Review Summary: Rise Against has taken what was good on Appeal to Reason and refined it, creating a sharper sound that sacrifices none of the energy that many felt was somewhat lost in parts of their last record.9 of 9 thought this review was well written
Bands sell out. I see it happen all the time. A band gains too much commercial popularity and decides to make their next album as accessible as possible, abandoning what made them unique. After Appeal to Reason’s meteoric rise to number 3 on Billboard’s top 200, Rise Against fans across the globe were concerned if the band’s next album was going to be their sell out album. The album where they lost their energy and drive, making only radio-friendly songs with little lyrical meaning. I am happy to say that this album is not that album.
Now that’s not to say Rise Against has returned to its hardcore punk roots. Instead, they have taken what was good on Appeal to Reason and refined it, creating a sharper sound that sacrifices none of the energy that many felt was somewhat lost in parts of their last record. On another positive note, their lyrical content hasn’t suffered in the slightest. I would even go so far as to argue that Tim McIlrath has some of his most potent lyrics ever on this album.
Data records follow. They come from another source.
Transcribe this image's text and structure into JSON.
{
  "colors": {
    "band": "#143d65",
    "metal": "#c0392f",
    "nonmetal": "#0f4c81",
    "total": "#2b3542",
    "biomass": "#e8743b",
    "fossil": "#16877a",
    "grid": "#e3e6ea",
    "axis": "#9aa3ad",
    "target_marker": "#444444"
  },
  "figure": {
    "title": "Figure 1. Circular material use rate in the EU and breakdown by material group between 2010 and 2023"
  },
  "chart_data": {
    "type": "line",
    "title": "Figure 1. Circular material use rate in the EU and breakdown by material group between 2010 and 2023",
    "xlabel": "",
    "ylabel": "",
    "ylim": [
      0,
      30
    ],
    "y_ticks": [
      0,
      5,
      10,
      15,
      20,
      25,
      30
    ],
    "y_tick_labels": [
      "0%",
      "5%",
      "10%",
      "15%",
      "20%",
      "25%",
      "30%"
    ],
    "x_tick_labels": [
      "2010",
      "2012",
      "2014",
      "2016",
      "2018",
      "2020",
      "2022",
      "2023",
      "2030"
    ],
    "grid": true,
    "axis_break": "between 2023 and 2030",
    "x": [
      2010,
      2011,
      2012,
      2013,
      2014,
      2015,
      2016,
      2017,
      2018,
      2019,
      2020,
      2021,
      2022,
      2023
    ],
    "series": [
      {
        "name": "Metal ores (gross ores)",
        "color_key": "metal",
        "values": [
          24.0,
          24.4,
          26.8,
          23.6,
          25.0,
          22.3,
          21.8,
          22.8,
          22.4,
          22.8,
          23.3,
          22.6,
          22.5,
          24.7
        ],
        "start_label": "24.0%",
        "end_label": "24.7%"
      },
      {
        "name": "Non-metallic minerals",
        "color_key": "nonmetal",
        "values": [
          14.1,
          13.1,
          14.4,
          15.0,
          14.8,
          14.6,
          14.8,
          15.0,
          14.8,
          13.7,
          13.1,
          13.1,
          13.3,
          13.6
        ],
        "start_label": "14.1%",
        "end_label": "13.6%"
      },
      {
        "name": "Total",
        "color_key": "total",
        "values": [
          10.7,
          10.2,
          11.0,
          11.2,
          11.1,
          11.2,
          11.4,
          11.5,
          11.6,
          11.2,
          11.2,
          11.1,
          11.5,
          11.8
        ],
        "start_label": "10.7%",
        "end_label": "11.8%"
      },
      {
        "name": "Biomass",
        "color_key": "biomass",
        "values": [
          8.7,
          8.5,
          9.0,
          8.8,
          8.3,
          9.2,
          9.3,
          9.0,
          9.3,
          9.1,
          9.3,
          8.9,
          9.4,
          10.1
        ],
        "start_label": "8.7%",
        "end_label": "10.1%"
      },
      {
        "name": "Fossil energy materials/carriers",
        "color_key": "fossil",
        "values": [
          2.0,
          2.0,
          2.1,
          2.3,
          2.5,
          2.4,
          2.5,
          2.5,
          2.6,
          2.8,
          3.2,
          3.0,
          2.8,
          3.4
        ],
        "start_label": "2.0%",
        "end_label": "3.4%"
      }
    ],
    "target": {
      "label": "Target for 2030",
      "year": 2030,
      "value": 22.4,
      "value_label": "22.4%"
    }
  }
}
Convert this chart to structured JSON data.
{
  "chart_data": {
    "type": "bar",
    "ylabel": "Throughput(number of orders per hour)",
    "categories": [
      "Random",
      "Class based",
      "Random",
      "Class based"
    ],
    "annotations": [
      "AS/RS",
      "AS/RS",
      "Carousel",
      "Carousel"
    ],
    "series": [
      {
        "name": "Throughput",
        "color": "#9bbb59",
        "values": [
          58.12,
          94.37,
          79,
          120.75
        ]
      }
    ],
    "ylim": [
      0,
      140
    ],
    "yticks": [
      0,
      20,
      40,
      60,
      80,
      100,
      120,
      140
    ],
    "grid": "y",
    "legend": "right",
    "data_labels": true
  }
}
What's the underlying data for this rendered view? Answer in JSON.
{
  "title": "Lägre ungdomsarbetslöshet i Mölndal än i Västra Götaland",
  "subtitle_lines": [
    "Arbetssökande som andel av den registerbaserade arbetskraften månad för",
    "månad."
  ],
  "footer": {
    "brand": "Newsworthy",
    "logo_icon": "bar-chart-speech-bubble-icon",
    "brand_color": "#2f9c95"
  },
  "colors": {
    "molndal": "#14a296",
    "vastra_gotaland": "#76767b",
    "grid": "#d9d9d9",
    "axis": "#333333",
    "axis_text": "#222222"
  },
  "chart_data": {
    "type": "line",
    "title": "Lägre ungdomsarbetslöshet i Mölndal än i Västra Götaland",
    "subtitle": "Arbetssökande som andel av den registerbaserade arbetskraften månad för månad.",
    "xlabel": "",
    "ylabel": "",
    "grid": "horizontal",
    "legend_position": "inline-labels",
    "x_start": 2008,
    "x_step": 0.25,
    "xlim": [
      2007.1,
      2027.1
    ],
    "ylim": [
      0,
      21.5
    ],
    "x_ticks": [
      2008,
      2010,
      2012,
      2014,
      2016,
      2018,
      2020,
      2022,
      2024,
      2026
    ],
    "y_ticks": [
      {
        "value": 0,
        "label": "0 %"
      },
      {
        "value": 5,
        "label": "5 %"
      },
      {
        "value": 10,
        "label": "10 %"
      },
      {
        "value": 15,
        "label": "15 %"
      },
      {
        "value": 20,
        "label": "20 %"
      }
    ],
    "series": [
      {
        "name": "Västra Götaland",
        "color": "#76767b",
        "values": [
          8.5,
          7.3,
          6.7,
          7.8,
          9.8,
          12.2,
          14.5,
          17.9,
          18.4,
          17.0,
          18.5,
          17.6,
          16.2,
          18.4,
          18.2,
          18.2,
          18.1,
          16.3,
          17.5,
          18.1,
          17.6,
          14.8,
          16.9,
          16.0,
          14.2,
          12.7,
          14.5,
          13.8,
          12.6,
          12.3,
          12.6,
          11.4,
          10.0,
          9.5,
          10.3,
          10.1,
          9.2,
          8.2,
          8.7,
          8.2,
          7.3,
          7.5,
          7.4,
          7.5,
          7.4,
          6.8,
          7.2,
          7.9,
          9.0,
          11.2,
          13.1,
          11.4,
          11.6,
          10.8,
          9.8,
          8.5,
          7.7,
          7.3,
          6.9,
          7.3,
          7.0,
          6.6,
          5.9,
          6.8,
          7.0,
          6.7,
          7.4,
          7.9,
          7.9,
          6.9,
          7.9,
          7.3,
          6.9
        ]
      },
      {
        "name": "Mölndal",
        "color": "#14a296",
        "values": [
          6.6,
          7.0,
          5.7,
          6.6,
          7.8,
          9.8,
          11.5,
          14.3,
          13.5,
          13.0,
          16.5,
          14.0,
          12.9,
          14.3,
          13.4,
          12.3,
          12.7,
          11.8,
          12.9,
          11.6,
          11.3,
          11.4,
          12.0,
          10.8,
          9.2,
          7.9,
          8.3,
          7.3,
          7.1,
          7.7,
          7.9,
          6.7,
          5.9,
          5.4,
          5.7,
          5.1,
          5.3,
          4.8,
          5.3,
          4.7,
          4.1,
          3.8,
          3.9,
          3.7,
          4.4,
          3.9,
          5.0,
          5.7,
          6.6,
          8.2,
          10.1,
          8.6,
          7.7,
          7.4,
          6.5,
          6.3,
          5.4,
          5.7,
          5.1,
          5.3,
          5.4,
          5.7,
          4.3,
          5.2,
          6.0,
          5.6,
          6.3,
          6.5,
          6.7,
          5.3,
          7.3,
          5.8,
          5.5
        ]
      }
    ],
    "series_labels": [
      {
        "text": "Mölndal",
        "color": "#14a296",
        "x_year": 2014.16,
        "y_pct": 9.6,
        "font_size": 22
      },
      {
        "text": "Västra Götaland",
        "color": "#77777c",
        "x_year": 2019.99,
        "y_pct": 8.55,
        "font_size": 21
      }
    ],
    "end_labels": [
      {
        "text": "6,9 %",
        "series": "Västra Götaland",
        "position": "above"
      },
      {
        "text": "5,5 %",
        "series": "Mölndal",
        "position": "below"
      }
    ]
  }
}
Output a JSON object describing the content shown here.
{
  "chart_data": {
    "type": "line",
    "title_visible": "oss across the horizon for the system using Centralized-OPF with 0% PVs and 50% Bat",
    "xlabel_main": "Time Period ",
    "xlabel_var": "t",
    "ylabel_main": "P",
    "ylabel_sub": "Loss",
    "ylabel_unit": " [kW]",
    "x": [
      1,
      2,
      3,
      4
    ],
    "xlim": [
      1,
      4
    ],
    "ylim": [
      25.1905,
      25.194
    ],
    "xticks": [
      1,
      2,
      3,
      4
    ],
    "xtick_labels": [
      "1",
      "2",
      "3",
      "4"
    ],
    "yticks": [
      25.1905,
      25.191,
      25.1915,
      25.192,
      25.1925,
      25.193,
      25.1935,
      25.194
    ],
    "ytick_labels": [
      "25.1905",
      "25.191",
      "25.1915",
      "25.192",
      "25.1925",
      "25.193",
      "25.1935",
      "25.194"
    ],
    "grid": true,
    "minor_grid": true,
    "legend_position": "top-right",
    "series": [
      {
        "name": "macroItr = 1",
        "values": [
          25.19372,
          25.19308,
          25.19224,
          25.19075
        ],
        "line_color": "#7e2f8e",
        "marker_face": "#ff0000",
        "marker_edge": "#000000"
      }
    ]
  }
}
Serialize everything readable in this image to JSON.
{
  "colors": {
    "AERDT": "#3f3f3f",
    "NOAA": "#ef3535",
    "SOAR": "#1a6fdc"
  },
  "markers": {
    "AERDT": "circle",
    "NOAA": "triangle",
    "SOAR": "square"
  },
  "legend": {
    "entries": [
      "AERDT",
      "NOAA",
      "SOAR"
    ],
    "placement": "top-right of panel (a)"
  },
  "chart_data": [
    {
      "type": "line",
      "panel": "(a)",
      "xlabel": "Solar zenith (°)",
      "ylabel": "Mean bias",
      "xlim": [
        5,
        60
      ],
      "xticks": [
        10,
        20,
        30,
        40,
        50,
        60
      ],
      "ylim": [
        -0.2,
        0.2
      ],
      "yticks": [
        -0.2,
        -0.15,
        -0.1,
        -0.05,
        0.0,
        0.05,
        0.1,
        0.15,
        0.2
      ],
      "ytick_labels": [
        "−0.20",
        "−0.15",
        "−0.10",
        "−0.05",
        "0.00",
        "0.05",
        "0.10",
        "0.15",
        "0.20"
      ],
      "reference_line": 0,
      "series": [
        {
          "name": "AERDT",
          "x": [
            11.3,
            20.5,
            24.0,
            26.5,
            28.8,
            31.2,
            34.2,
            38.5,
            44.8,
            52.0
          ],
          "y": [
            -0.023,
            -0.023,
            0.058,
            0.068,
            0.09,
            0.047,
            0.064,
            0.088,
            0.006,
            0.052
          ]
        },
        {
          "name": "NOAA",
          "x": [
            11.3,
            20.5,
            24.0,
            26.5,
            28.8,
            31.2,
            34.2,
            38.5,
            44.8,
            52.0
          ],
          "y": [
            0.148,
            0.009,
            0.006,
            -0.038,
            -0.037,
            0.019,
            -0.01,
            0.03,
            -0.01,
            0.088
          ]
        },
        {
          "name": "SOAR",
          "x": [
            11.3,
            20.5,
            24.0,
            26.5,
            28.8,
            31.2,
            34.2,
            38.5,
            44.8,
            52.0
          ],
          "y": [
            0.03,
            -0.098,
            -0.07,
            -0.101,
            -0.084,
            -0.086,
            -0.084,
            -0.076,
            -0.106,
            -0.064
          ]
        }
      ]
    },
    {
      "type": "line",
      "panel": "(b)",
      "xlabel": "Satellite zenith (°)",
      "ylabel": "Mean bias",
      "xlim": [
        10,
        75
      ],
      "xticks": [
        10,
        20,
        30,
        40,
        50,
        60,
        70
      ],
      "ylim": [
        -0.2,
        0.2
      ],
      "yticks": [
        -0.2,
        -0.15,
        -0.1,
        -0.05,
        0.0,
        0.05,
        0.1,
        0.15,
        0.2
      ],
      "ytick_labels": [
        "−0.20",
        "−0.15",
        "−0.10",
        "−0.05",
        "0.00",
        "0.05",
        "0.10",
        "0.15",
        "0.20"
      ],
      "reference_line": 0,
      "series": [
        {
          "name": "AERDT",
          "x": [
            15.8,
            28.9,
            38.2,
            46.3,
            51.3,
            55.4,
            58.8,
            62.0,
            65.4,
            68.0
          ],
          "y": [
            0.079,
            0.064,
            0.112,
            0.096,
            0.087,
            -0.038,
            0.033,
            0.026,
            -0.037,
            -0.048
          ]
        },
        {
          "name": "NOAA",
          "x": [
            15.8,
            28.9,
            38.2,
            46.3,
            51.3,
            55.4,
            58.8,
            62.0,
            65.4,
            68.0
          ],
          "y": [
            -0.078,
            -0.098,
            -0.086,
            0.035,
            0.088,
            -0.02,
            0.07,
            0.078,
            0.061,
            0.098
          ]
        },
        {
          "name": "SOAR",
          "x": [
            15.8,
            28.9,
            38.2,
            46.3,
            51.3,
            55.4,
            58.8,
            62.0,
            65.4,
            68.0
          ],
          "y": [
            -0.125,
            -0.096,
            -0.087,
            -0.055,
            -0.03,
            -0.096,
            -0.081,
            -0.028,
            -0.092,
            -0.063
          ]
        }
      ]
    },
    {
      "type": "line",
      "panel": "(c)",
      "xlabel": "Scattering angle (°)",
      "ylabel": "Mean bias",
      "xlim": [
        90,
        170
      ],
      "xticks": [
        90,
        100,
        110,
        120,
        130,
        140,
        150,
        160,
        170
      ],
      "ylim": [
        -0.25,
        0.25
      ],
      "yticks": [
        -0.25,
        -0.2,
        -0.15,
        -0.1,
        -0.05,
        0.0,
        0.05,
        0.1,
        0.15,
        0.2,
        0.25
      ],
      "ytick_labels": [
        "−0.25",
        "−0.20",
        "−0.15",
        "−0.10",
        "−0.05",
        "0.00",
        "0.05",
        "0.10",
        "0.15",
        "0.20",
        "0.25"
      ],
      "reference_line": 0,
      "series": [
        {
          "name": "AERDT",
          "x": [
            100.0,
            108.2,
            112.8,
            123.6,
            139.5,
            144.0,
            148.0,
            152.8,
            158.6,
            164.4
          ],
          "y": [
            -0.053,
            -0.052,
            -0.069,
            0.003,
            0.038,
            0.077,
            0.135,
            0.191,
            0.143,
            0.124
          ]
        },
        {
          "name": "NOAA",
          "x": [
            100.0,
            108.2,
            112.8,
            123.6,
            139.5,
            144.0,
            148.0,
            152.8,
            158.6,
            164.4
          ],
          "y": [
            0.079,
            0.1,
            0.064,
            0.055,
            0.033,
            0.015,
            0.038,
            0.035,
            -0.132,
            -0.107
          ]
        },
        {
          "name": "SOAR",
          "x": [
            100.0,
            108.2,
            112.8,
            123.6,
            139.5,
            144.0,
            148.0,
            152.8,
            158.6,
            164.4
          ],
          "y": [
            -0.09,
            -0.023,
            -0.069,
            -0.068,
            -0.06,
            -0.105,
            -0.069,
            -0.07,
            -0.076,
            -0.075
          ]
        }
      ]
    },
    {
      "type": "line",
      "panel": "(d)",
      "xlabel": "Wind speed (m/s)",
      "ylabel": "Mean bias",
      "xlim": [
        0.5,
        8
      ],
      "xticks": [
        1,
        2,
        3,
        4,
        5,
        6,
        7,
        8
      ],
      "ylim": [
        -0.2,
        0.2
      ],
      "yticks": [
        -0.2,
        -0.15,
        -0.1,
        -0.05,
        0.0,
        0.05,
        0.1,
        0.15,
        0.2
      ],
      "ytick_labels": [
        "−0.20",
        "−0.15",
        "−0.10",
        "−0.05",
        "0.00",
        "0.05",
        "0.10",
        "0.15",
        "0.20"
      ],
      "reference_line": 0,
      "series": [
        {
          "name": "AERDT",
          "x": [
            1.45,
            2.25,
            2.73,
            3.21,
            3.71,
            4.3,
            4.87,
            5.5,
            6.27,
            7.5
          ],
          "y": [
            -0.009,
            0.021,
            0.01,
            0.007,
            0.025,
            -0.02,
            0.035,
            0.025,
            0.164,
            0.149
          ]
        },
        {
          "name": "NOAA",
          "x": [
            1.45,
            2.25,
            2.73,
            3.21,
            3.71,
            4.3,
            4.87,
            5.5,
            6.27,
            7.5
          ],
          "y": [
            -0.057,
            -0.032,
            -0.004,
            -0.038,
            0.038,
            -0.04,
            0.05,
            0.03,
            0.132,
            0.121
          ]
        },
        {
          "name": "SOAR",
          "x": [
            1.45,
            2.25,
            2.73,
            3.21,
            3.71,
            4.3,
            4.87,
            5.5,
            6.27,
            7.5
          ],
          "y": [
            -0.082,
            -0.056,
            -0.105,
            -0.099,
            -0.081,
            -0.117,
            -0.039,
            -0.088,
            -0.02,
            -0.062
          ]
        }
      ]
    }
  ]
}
The album starts off with the blazing song, “Architects,” and immediately it is clear that Rise Against is not phoning this in. The frenetic intro lead us into a song where McIlrath laments how “our heroes [and] our icons have mellowed with age,” and urges his listeners to go make a difference.
Next comes the song that everyone has heard, “Help is On the Way.” While not a bad song, I feel that this is one of the weakest on the album. It feels a tad repetitive and other than the very interesting bridge, it is a fairly generic song compared to what Rise Against has done.
Almost every song after this avoids falling into that trap. “Make It Stop (September’s Children)" is simply chilling, with McIlrath paying homage to the homosexual teenagers who committed suicide after being bullied by reading off their names towards the end of the song. “Survivor’s Guilt” talks from the point of view of a dead soldier and delivers some killer riffs. Rise Against’s guitars and McIlrath’s vocals bleed together as he tells a story of nuclear fallout in the energizing “Gentlemen’s Coup”. Meanwhile, the catchy “Wait for Me,” will be stuck in your head for days.
Another thing noticeable on this record is the anger. It is clear in almost every song that McIlrath is angry. It feels like he is using the music as a way to vent his frustration about a world that he feels is falling apart around him. And while screams are not a prominent part of this record, we do get a few satisfying lines in “Disparity by Design” and “Midnight Hands.”
Is this a perfect record or at least as good as “The Sufferer and the Witness?” No. It’s not quite as cohesive and has less diversity. It suffers from some songs that drag on a tad too long and areas where parts of the album bleed together. But I can assure you that this album is a step in the right direction for Rise Against and a solid offering from the Chicago quartet.